Somut uyuşmazlıkta; davacı davalı ……AŞ.’ye ait mağazada satış elemanı olarak 2 yıl 8 ay 1 gün süre ile çalışmıştır. Davalı işveren 22.12.2010 tarihinde noter kanalıyla gönderdiği ihtarname ile işçinin yapmakla ödevli bulunduğu görevleri kendisine hatırlatıldığı halde yapmamakta ısrar etmesi sebebiyle işine son verildiğini bildirmiştir. Mahkemece de feshin haklı sebebe dayandığı kabul edilerek kıdem ve ihbar tazminatı taleplerinin reddine karar verilmiş ise de; varılan sonuç dosya içeriği ile örtüşmemektedir.
Davalı işverence feshe konu edilen eylemler hakkında 14.09.2010-15.12.2010 tarihleri arasında tutanak tutulduğu görülmektedir. 14.09.2010 tarihinde kredi kartı sliplerini pos dışında muhafaza ettiği için evrakın koybolmasına sebep olduğu, davacının savunma vermekten imtina ettiği tutanak altına alınmıştır. 22.9.2010 tarihinde aynı sebeple evrak kaybolma ihtimaline binaen yine davacıdan savunma istendiği ancak davacının savunma talep yazısını imzalamadığı tutanak altına alınmış ayrıca 22.09.2010 tarihinde davacının sözlü olarak uyarıldığı bildirilmiştir. 1.10.2010 tarihinde kasa devir işlemi yapılmadığı için savunma istendiği, davacının savunmasında iş yoğunluğu sebebiyle yetişemediğini bildirdiği görülmektedir. 22.11.2010 tarihinde sigara alabilmek için kasadan para istediği için savunma istendiği ve savunmasında kural dışı olan bu husus konusunda diğer personelleri denemek için bu şekilde bir harekette bulunduğunu beyan ettiği görülmektedir. 7.12.2010 tarihinde kasiyer prosedürü ile ilgili savunma isteminin yırtılarak imha edildiği belirtilmiştir. 12.12.2010 tarihinde fifo işlemi yapmaması sebebiyle savunmasının istenildiği, savunmasında aceleden hata ettiğini kabul ettiği görülmektedir. 15.12.2010 tarihinde ise 15,00 TL kasa açığı verdiği ve savunmadan imtina ettiği belirtilmiştir.
Öncelikle, feshe konu edilen eylemlerin hiçbirinin tek başına haklı fesih ağırlığında olmadığı görülmektedir.
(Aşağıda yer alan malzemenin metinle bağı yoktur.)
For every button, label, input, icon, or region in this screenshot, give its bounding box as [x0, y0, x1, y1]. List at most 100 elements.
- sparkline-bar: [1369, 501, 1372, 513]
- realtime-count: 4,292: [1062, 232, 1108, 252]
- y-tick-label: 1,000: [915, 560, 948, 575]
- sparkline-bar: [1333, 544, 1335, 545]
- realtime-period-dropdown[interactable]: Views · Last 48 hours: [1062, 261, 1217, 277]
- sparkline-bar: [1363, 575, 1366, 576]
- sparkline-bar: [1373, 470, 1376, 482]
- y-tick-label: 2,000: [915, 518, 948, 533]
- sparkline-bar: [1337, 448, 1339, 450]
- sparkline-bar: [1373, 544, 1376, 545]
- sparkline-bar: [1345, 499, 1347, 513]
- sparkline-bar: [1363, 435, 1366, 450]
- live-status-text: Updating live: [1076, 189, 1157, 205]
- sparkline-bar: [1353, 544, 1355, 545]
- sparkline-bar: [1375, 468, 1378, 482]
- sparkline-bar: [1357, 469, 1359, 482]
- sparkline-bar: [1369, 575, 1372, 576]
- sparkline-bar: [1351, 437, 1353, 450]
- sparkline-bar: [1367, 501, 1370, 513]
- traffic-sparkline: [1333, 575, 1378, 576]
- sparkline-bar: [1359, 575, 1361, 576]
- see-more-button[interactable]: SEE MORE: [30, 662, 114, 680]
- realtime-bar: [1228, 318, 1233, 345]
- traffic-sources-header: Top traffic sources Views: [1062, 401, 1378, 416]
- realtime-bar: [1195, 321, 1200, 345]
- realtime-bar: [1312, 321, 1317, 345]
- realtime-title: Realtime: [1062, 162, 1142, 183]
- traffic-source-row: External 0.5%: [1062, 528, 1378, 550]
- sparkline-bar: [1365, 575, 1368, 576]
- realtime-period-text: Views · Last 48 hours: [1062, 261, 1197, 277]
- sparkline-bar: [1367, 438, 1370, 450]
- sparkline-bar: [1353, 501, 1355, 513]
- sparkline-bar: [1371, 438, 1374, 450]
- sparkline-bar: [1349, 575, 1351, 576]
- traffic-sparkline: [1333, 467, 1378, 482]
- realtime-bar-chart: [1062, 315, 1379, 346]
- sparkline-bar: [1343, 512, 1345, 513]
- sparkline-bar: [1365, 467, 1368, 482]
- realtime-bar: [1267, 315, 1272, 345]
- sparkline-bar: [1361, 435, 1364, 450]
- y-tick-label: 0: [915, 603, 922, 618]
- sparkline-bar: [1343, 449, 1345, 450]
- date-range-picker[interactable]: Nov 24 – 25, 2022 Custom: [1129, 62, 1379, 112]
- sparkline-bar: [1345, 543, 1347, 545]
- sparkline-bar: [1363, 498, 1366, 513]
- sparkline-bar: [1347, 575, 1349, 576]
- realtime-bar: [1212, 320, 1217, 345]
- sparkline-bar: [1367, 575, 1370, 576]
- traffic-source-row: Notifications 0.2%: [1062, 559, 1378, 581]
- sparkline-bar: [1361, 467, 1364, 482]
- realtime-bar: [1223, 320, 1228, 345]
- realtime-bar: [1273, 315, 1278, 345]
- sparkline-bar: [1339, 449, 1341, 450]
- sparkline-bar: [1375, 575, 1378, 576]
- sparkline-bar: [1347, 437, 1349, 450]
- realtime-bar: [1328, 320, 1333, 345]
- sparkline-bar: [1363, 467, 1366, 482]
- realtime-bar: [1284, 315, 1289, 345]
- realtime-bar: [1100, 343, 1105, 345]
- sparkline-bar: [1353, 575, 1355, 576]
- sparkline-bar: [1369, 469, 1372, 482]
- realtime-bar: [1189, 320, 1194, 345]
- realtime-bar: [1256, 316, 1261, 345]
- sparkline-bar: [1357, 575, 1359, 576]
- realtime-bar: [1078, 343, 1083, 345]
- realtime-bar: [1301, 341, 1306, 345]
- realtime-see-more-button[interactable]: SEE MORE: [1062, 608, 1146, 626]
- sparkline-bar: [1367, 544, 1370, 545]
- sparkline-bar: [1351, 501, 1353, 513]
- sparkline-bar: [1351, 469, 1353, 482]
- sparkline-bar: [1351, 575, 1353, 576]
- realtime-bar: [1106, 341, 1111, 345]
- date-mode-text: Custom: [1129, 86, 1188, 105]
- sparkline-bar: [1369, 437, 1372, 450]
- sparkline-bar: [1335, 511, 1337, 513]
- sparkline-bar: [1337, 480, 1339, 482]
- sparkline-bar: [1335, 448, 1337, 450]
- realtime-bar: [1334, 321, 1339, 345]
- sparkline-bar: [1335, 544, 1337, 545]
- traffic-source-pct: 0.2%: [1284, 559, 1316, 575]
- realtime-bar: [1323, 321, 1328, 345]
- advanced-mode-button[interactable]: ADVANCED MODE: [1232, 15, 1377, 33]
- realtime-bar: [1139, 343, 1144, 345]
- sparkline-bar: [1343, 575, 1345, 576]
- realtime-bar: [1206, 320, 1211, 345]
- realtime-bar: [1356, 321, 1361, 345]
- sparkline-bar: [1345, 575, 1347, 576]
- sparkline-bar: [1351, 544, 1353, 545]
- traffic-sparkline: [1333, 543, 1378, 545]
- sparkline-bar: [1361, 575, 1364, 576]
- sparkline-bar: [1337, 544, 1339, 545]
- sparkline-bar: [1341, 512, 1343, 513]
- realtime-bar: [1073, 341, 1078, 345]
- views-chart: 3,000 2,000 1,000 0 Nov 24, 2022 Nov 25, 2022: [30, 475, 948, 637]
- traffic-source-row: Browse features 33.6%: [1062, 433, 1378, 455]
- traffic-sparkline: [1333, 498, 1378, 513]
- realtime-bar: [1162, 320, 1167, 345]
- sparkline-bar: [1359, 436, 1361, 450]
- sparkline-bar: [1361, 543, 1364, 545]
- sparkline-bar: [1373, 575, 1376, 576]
Tutanaklar incelendiğinde, davacının kendisinden savunma istenildiğinde savunmasını verdiği dolayısıyla savunma isteminden imtina ettiği yönündeki tutanakların işverence tek yanlı olarak tutulan tutanaklar olduğu, davacının sadece bir tutanak dolayısıyla sözlü olarak uyarıldığından söz edildiği, bunun haricinde diğer tutanaklarda davacıya görevinin hatırlatılıp uyarıldığından söz edildiğine ilişkin bir ibare bulunmadığı görülmektedir. Öte yandan, davalı tanıklarından birinin bilgisinin duyuma dayalı olduğu diğer davalı tanığının ise bölge müdürü olduğu dolayısıyla tutulan tutanakların içeriğinin yöntemince ispatlandığından söz edilemeyeceği, davacının sözlü yada yazılı olarak uyarıldığını gösteren dosya kapsamında bir başka delil de bulunmadığı anlaşılmak ile 4857 Sayılı İş Kanunu’nun 25. maddesinin II. Bendinin (h) alt bendine göre,” işçinin yapmakla ödevli bulunduğu görevleri kendisine hatırlatıldığı halde yapmamakta ısrar” sebebiyle haklı fesih koşulları oluştuğu ispatlanamadığından, feshin olsa olsa geçerli sebebe dayalı olduğu kabul edilerek davacının kıdem ve ihbar tazminatı taleplerinin hüküm altına alınması gerekirken yazılı gerekçe ile taleplerin reddine karar verilmesi hatalıdır.
Sonuç:
Temyiz olunan kararın yukarıda yazılı sebepten BOZULMASINA, peşin alınan temyiz harcının isteği halinde davacıya iadesine, 01.10.2020 gününde oybirliği ile karar verildi.